The lack of a central groove in the upper incisors is similar to early dipodomyines and perognathines, but dissimilar to later members of both groups. The continuous layer of enamel on the teeth is similar to that of living perognathines and some living dipodomyines. The presence of a small foramen between the third molar and the coronoid process is seen in living dipodomyines but is absent in all other living heteromyids. The teeth of Aurimys are larger than those of the largest living heteromyids, and the width of the proximal phalanx of its third digit is wider than that of any of the heteromyids studied, extinct or living. Samuels and colleagues interpreted Aurimys as walking on all fours, in contrast to the bipedal hopping locomotion of living dipodomyines. They speculated that ancestral dipodomyines were large-bodied and quadrupedal, with bipedalism and hopping arising before the diversification of their living representatives.

==Paleoecology==
Samuels and colleagues proposed that Aurimys had an omnivorous diet consisting mainly of plant matter as do living dipodomyines and perognathines, with which Aurimys shares numerous morphological features.

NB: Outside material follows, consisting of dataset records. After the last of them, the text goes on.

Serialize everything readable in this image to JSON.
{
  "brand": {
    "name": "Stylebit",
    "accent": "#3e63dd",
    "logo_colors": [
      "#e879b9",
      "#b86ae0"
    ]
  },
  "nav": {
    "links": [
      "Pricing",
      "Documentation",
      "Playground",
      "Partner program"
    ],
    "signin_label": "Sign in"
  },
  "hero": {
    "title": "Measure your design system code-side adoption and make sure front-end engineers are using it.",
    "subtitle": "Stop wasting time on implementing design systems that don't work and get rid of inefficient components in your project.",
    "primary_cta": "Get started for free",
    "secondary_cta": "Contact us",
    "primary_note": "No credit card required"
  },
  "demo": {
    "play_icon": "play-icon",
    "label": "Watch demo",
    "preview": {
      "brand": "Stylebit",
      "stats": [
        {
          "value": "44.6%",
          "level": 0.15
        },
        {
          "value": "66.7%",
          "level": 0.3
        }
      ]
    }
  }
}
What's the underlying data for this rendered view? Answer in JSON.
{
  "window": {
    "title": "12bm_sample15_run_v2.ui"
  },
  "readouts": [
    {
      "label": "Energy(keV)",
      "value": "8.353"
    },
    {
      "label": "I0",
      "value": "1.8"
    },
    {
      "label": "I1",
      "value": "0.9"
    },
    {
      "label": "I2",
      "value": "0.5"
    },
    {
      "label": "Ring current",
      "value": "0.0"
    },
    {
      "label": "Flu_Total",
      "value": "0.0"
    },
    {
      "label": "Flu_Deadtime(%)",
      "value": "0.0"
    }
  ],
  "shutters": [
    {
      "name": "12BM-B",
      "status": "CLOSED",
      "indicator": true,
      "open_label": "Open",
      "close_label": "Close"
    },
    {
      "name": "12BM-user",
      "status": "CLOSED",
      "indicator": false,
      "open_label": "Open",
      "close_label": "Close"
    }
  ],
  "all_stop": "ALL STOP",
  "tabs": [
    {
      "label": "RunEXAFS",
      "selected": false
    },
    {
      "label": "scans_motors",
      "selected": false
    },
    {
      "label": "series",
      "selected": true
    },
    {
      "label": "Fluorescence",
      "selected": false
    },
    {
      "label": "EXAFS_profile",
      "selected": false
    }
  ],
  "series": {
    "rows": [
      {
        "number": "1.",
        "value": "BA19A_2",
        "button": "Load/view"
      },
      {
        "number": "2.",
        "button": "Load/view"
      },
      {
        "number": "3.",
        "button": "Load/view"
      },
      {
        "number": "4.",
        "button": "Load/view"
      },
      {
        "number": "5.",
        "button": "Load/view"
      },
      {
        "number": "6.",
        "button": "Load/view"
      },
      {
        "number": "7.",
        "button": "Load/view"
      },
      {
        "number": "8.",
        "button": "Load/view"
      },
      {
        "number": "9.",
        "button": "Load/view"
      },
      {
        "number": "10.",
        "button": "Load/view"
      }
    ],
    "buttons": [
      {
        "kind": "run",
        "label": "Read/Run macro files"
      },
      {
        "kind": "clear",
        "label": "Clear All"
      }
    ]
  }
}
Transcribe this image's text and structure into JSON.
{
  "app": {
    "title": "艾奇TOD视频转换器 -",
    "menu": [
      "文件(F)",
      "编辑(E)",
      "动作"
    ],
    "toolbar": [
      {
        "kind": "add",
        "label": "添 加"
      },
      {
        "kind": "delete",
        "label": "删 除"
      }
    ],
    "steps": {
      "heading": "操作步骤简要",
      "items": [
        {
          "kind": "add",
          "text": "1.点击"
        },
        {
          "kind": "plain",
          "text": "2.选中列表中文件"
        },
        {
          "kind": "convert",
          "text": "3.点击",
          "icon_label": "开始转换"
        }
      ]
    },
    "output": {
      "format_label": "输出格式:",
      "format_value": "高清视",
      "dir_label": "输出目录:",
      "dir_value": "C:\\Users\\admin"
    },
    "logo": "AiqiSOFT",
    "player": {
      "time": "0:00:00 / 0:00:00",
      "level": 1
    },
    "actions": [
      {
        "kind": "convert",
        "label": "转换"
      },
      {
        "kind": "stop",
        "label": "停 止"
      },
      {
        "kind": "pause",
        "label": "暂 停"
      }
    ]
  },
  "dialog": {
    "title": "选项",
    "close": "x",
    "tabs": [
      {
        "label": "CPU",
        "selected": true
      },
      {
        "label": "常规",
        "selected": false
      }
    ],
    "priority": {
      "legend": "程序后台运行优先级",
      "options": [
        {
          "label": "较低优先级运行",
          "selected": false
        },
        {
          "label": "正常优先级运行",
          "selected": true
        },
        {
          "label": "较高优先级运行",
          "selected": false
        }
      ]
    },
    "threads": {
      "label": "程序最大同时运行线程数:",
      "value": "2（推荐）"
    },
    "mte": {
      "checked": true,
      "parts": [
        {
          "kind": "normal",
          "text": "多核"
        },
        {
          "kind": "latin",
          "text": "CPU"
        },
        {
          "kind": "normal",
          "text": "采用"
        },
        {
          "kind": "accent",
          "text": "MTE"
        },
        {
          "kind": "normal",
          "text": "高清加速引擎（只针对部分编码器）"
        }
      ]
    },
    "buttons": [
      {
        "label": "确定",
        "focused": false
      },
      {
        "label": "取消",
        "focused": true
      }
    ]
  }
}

They suggested that future study of Aurimys and other fossil heteromyids could shed more light on the ancestral ecology of the family. Other mammals recovered from the Johnson Canyon Member include Paroreodon (an oreodont); Paratylopus cameloides (a camel); Hesperhys (a peccary); an unidentified dromomerycid; Parablastomeryx (a moschid deer); Archaeohippus and Anchitherium (equids); Moropus oregonensis (a small chalicothere); Diceratherium and a small species of Menoceras (rhinoceroses); Miotapirus harrisonensis (a tapir); Schizodontomys and Mylagaulodon (rodents); Cynarctoides and Desmocyon thomsoni (small canids); and temnocyonines belonging to the extinct carnivoran family Amphicyonidae.